Читаем Пятая рота полностью

— А почему он — Катя? — удивился я несоответствию предмета и наименования.

— Он — таджик, — пояснил Женек, — подкладывая себе рыбу из банки, — и его настоящее имя ты до утра учить будешь. А сокращенно — Катя.

Аппетит у меня куда-то пропал и что еще хуже, все поняли — почему.

— Я в палатку, — я встал из-за стола, — сахар возьмите, кому сколько надо, остальное я в каптерку отнесу.

— Иди, — махнул Тихон, — без тебя справимся.

Я взял голубую тарелку с горкой сахара и понес в каптерку, мазанка была напротив входа в столовую. Из-за дверей исходил умопомрачительный домашний запах: деды и черпаки жарили блинчики.

Боже мой! Как давно я не ел домашнего!

— А-а, сахар, — не глядя на меня Гулин протянул руку, — давай сюда.

«Вот так: не увидеть за сахаром живого человека! Что-то не задался сегодня вечер».

Делать мне в каптерке было нечего, праздник жизни был не мой. В палатке я от нечего делать отыскал в столе книгу выдачи оружия. Обыкновенная восемнадцатилистовая школьная тетрадка. Спереди была наклеена белая бумажка: «Книга выдачи оружия второго взвода связи 2-го МСБ». На последней странице стояла полковая печать и было написано: «прошнуровано, пронумеровано, 36 страниц». Я открыл тетрадку. За шестой страницей сразу шла двадцать девятая, а записи выдачи оружия обрывались на восемьдесят четвертом году. С тех пор, видно, тетрадь использовали только для написания писем на родину. Ко мне подошел Шандура — тоже черпак. Батальонный писарь.

— Тебе стол не очень нужен? — подозрительно вежливо спросил он меня.

— Нет. А тебе?

— Мне — нужен. Мне нужно написать распорядок дня на следующую неделю.

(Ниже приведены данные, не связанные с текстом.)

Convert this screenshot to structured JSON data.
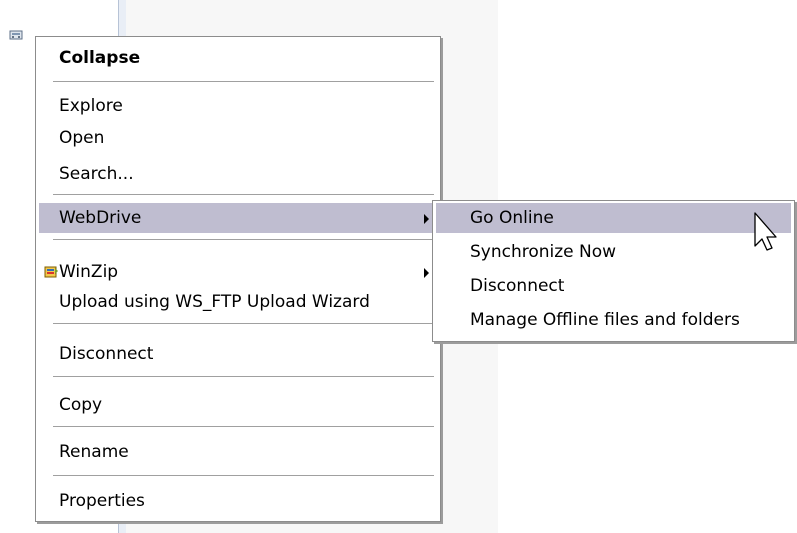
{
  "context_menu": {
    "collapse": "Collapse",
    "explore": "Explore",
    "open": "Open",
    "search": "Search...",
    "webdrive": "WebDrive",
    "winzip": "WinZip",
    "upload": "Upload using WS_FTP Upload Wizard",
    "disconnect": "Disconnect",
    "copy": "Copy",
    "rename": "Rename",
    "properties": "Properties"
  },
  "webdrive_submenu": {
    "go_online": "Go Online",
    "synchronize_now": "Synchronize Now",
    "disconnect": "Disconnect",
    "manage_offline": "Manage Offline files and folders"
  },
  "colors": {
    "highlight": "#bfbdd0",
    "menu_border": "#8c8c8c",
    "separator": "#a0a0a0"
  },
  "icons": {
    "tree_node": "network-drive-icon",
    "winzip": "winzip-icon",
    "cursor": "arrow-cursor-icon"
  }
}
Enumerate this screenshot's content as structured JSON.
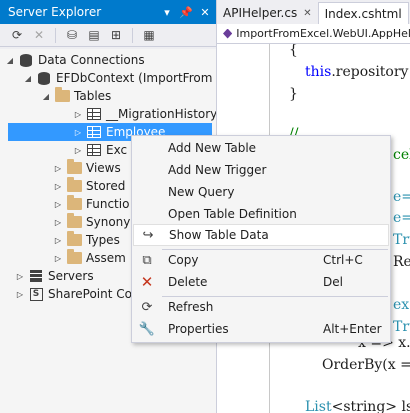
{
  "server_explorer": {
    "title": "Server Explorer",
    "title_buttons": [
      "▾",
      "⊕",
      "✕"
    ],
    "toolbar": {
      "refresh": "refresh-icon",
      "stop": "stop-icon",
      "connect_db": "connect-database-icon",
      "connect_server": "connect-server-icon",
      "connect_sharepoint": "connect-sharepoint-icon",
      "properties": "properties-icon"
    },
    "tree": {
      "data_connections": "Data Connections",
      "context": "EFDbContext (ImportFrom",
      "tables": "Tables",
      "migration_history": "__MigrationHistory",
      "employee": "Employee",
      "exc": "Exc",
      "views": "Views",
      "stored": "Stored",
      "functions": "Functio",
      "synonyms": "Synony",
      "types": "Types",
      "assemblies": "Assem",
      "servers": "Servers",
      "sharepoint": "SharePoint Co"
    }
  },
  "editor": {
    "tabs": [
      {
        "label": "APIHelper.cs",
        "active": false
      },
      {
        "label": "Index.cshtml",
        "active": true
      }
    ],
    "navbar": "ImportFromExcel.WebUI.AppHel",
    "code": {
      "brace_open": "{",
      "this_kw": "this",
      "this_rest": ".repository =",
      "brace_close": "}",
      "comment": "//",
      "cel": "cel",
      "e1": "e=",
      "e2": "e=",
      "tru": "Tru",
      "re": "Re",
      "ex": "ex",
      "tru2": "Tru",
      "x_expr": "x => x.F",
      "order": "OrderBy(x =",
      "list_type": "List",
      "list_rest": "<string> lst"
    }
  },
  "context_menu": {
    "items": [
      {
        "label": "Add New Table",
        "shortcut": "",
        "icon": ""
      },
      {
        "label": "Add New Trigger",
        "shortcut": "",
        "icon": ""
      },
      {
        "label": "New Query",
        "shortcut": "",
        "icon": ""
      },
      {
        "label": "Open Table Definition",
        "shortcut": "",
        "icon": ""
      },
      {
        "label": "Show Table Data",
        "shortcut": "",
        "icon": "↪"
      },
      {
        "label": "Copy",
        "shortcut": "Ctrl+C",
        "icon": "⧉"
      },
      {
        "label": "Delete",
        "shortcut": "Del",
        "icon": "✕"
      },
      {
        "label": "Refresh",
        "shortcut": "",
        "icon": "⟳"
      },
      {
        "label": "Properties",
        "shortcut": "Alt+Enter",
        "icon": "🔧"
      }
    ]
  }
}
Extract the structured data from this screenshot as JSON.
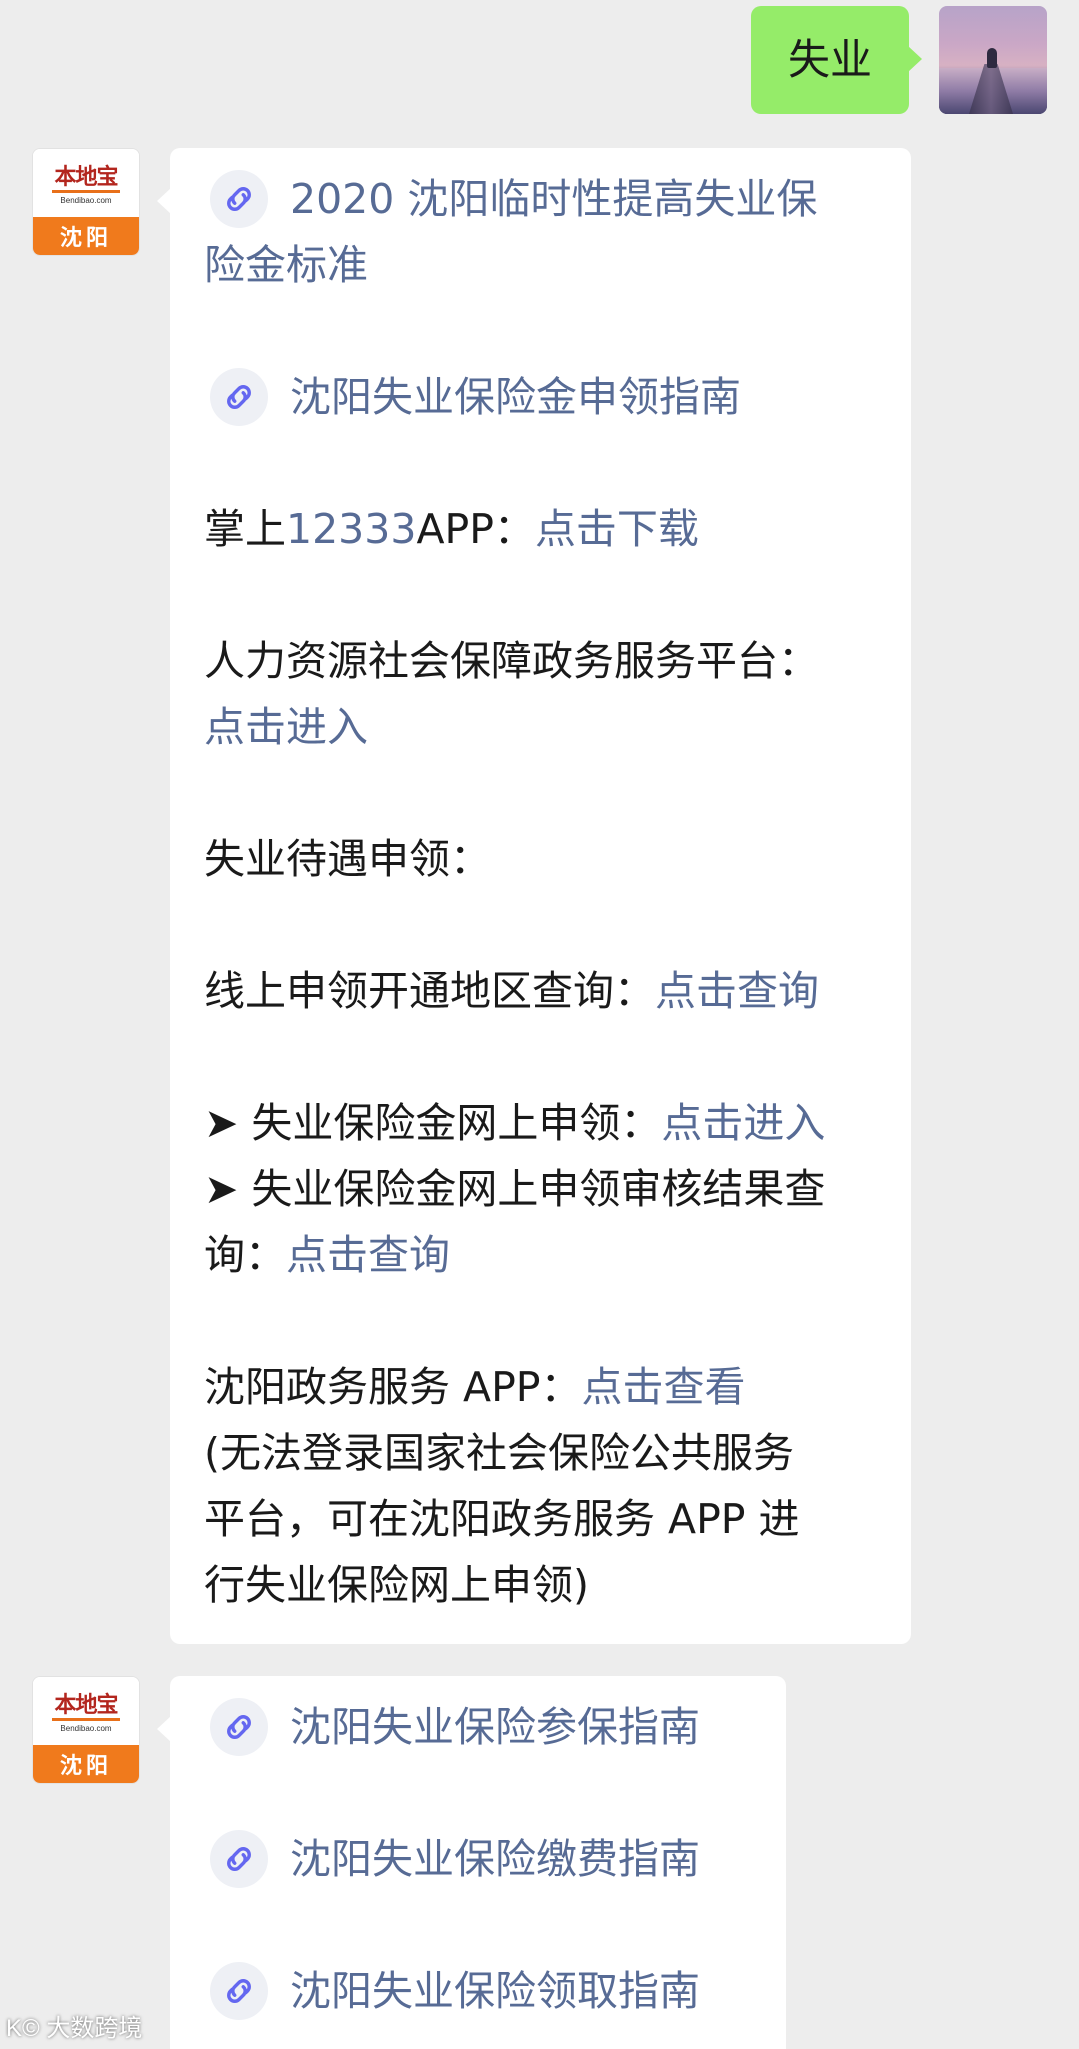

В руках у него была большая «простыня» бумаги с пустым трафаретом Распорядка. Я уступил и вышел в курилку. Там уже сидел мой призыв. Кино сегодня крутить не будут, деды с черпаками засели в каптерке и пробудут там до отбоя. Духи были предоставлены самим себе. Я все еще никак не мог привыкнуть к тому, что можно вот так просто: сидеть и курить. Не по команде вместе со взводом, а тогда, когда у тебя есть свободное время.

Удивительно и непостижимо!

Нет, все-таки между Уставом и Дедовщиной я выбираю дедовщину. Пусть я пока еще только дух, но мне уже лучше и вольнее живется, чем в проклятой учебке, а вот стану черпаком…

И чего так не служить? Жратвы — от пуза, хлеба — валом, работой не изнуряют, все по силам.

— А что? Комбат — нормальный мужик? — ни с того, ни с сего спросил я.

— Комбат — красавец, — оценил Тихон.

— Комбат — мужик, — подтвердил Нурик.

— Пацаны, а помните, когда нас духи на сопке зажали, — оживился Женек, — Казалось уже, что все — писец! Их там тучи на нас пёрли. Помните, как комбат орал: «Пацаны! Не ссыте их, козлов!»? Ну сам поливал из автомата — будь здоров.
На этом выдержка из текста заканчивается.